Der rote Faden der Geschichte
Beim Fotografieren von Lebensmitteln zeigt Alice fast detektivischen Spürsinn. Bevor sie über Komposition und Licht nachdenkt, möchte sie die Lebensmittel in all ihren Facetten verstehen.
„Wenn ich mit einem Koch zusammenarbeite, respektiere ich seine Arbeitsweise. Seine Absicht soll im Bild sichtbar werden.
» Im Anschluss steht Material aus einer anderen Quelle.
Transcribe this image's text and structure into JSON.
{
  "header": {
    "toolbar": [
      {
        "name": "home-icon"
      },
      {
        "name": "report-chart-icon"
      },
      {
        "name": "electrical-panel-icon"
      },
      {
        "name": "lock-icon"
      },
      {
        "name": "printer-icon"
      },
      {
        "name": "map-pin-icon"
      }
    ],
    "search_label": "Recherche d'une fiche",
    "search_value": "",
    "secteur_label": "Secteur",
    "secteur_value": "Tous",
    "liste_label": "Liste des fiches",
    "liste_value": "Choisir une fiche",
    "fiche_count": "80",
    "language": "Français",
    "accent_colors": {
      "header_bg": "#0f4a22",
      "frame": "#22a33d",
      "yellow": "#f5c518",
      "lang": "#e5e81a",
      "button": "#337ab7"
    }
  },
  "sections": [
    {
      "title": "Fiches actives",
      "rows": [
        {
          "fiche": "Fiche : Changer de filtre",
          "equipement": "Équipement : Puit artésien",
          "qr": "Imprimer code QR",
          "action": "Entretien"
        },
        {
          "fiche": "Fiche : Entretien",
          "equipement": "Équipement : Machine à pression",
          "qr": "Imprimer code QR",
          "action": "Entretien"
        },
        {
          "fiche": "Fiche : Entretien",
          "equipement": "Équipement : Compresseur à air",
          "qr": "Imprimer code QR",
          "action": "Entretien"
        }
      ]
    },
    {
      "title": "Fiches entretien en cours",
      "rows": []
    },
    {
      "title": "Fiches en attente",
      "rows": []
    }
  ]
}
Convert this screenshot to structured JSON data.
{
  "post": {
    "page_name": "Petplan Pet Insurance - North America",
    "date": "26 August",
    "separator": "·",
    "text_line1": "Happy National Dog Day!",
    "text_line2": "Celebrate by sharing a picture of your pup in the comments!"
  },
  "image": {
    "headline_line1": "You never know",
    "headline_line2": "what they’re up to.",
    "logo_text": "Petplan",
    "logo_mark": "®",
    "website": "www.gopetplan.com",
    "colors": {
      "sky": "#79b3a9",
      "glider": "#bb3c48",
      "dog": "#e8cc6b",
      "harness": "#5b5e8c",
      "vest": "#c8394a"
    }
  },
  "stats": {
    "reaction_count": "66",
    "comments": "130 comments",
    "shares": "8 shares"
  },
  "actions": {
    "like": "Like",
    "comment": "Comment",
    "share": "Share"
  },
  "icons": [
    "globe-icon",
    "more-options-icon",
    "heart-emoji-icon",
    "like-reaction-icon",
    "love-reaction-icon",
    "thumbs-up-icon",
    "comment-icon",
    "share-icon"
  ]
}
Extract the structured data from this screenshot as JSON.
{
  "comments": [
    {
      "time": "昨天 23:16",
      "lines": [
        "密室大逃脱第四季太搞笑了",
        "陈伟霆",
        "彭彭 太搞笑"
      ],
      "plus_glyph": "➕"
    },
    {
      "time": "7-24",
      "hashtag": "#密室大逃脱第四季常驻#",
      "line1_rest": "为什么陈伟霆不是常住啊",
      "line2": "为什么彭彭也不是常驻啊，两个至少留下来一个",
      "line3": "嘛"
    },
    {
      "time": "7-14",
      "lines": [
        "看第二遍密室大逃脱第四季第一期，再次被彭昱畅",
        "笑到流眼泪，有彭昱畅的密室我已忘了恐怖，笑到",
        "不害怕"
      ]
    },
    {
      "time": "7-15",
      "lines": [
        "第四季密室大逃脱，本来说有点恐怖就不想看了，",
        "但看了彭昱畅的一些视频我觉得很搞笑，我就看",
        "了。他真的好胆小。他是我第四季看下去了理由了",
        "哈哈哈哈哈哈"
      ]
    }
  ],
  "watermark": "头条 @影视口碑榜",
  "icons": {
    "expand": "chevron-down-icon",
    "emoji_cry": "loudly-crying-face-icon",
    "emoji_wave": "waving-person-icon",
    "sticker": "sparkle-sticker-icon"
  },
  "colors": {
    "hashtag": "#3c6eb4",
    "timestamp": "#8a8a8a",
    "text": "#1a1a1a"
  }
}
Es geht nicht nur um die Kulisse, sondern vor allem um die Menschen, die an der Mahlzeit mitwirken und gemeinsam eine Geschichte erzählen – es ist wie ein Gespräch“, sagt Alice. „Selbst wenn die Leute nicht bemerken, wie eine Mahlzeit angerichtet ist und wie die Speisen arrangiert sind, beeinflusst die Präsentation, wie sie das Essen beginnen und wie sie die Aromen wahrnehmen.“

„Der Koch will seinen Gästen eine Geschichte erzählen“, sagt Alice. „Auf dem Teller und darum herum entsteht also eine Erzählung. Die meisten Menschen sehen das Bild und denken: ,Oh ja, das probiere ich.‘ Die Leute wollen das, weil wir die Geschichte lebendig machen – sie spüren sie, sobald sie das Bild betrachten.“
Für Alice steht Teamarbeit an erster Stelle. „Alles hängt vom Koch ab“, sagt sie. „Manchmal arbeiten wir in seiner Küche, manchmal schickt seine Souschefs oder Assistenten in mein Studio. Manchmal kommt ein Foodstylist. Ich richte mich immer nach den Menschen, mit denen ich arbeite.“
Die Fotografin betont, wie wichtig es ist, die Auffassungen der anderen zu respektieren. „Mir geht es darum, ihre Arbeit zu verstehen und herauszufinden, was im Bild am meisten beachtet werden sollte. Wir arbeiten gemeinsam an technischen Details. Ist dieses Element richtig platziert? Ist es ausreichend gegrillt? Ist es zu viel – sollen wir noch einmal von vorn beginnen? All diese Fragen sollen sicherstellen, dass wir sowohl meine Sichtweise als auch die der Person wiedergeben, die die ursprüngliche Idee zu dem Gericht hatte.“

Eine heiße Sache
Von der Sekunde an, in der ein fertiges Gericht auf den Tisch kommt, gibt es eine kritische Zeitspanne – einen kurzen Moment, in dem die Farben leuchten und die Texturen genau so wirken, wie der Koch es im Sinn hatte. Um diesen Augenblick im Bild einzufangen, bereitet sich Alice sorgfältig vor.
„Normalerweise teste ich mit einem Probegericht, wie es in der gewählten Kulisse wirkt“, erklärt sie. „Dabei passe ich die Beleuchtung an, indem ich die Reflektoren ausrichte und Spiegel nutze, um die Details der Komposition auszuarbeiten. Erst dann arbeiten wir mit dem echten Gericht, das perfekt arrangiert ist.“
Sobald der Teller aus der Küche kommt, muss alles schnell gehen. Deshalb beobachtet Alice den Koch zuvor genau, um die Abläufe zu verstehen und in jeder Hinsicht vorbereitet zu sein, wenn das Gericht vor der Kamera steht.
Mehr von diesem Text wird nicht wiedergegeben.